Last week Catherine and I took a quick trip – approximately 4,000 kilometers down the road from Ontario, but still – to Kelowna, BC, so that we could try out some new cars for our friends at GM Canada, who are nice like that. (Actually, I travelled closer to 6,000 kilometers for this quick trip because I was hanging in my old ‘hood of Halifax when they invited me to drop by for tea and cars in Kelowna. But hey, what’s an 8+ hour commute across 4 time zones when it’s for friends? Easy peasy.)
So we took a jaunt to BC to do a fun test drive and the first thing that blew my mind about this trip was how it was set up just like The Amazing Race. We loooooove The Amazing Race (ed. note: HELL YEAH WE DO) even though all the scenes that take place in airports provoke, for me, extreme anxiety because for me missing a plane is akin to missing an important exam which was, like, my biggest fear before I had a kid. Now I have a child and I worry about missing planes and public potty incidents. It’s a whole new world baby.
Anyway. We arrived at the airport and it turns out there was a large group of us all unwittingly sitting around each other on the same flight and BOOM! GM Canada has lined up a row of kick-butt shiny cars in the parking lot, all with keys in the ignition and they yelled ‘GRAB YOUR CARS AND YOU’RE OFF!‘ which was actually, in reality, more like ‘why don’t you pick a car, adjust the setting for safe driving, and follow one of our GM staffed cars to our appointed meeting place in an orderly, traffic-obeying fashion?‘ But I like how it sounded in my head better.
So I grabbed a pretty black Buick Regal and adjusted the mirrors and seat settings to ‘short and wee’ and drove.
Next thing that I noticed was that for the first time in the history of working with GM Canada — and we have been working with them since 2006 — is that they gave us a big kid car. What’s a big kid car you ask? Aren’t all road-worthy cars technically ‘big kid cars’ since children shouldn’t drive? (Take note of that last detail Ms. Brittany Spears.) Well this was the first car we have driven for them that was NOT specifically designed to hold three car seats, two strollers (one a double!), seven billion suit cases full of stuffed animals, one lovey, four 60 litre drums of Cheerios, and two adults. The Buick Regal was designed to hold five well-heeled adults, three lapdogs, plus a whole pile of non-Disney logo laden luggage.

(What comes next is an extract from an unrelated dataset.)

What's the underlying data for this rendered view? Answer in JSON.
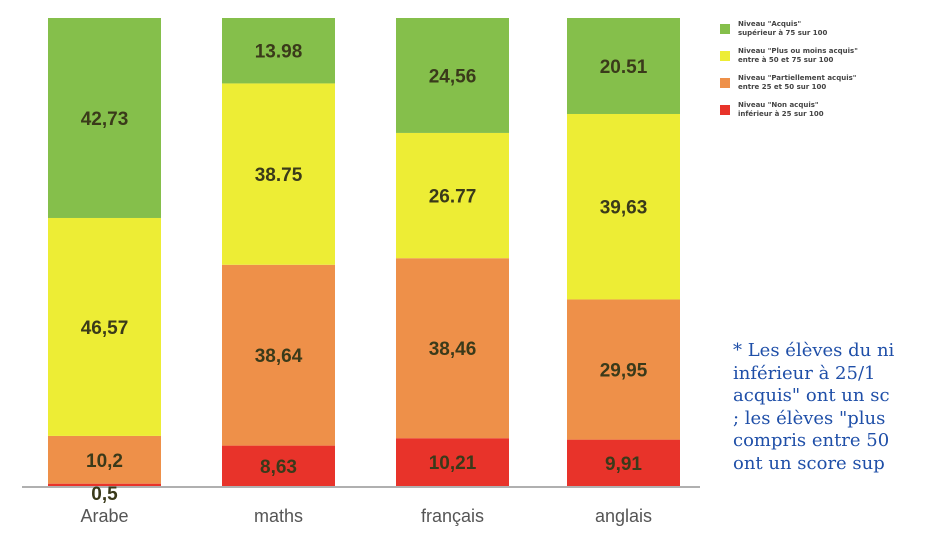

No sticky small children were taken into account in the design of this vehicle and it was refreshing. I mean, you can install car seats into this car and it’s not like it wasn’t designed for a family but look at the swanky dashboard below. I would not let any ground-up, half-eaten Cheerios into the vicinity of this shiny, totally responsive On-Star enabled fancy-schmancy dash. Okay, maybe I might, but then I would totally clean it all up, like, the next day.
This car is what I like to call ‘European’ which is just my way of saying ‘classy.’ Anyway, when I read through the specs it said it has an ‘European-tuned chassis’ which either explains why the sound system was totally kick-ass when spinning my German 80s techno remix CD or maybe it explains why it handled so well on the twisty turns of Highway 97. Either or, both made me happy.

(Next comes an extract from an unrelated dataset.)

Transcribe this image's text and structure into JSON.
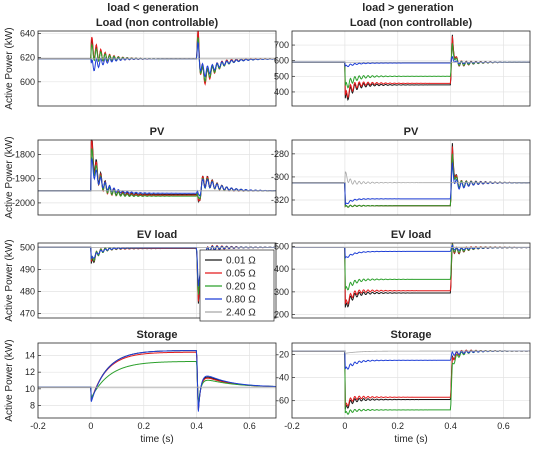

So the Bad Moms Club drove in total Regal style last week (heh, could not resist regal pun) and we’ll be telling you more where we drove this car because those adventures? Well, they just made this driving experience into a true Amazing Race. Albeit no racing was allowed and Catherine was kind of mad that she never got to jump on a mat at any of our destinations to find out if we were the FIRST TEAM to arrive but despite all that, we still had a blast.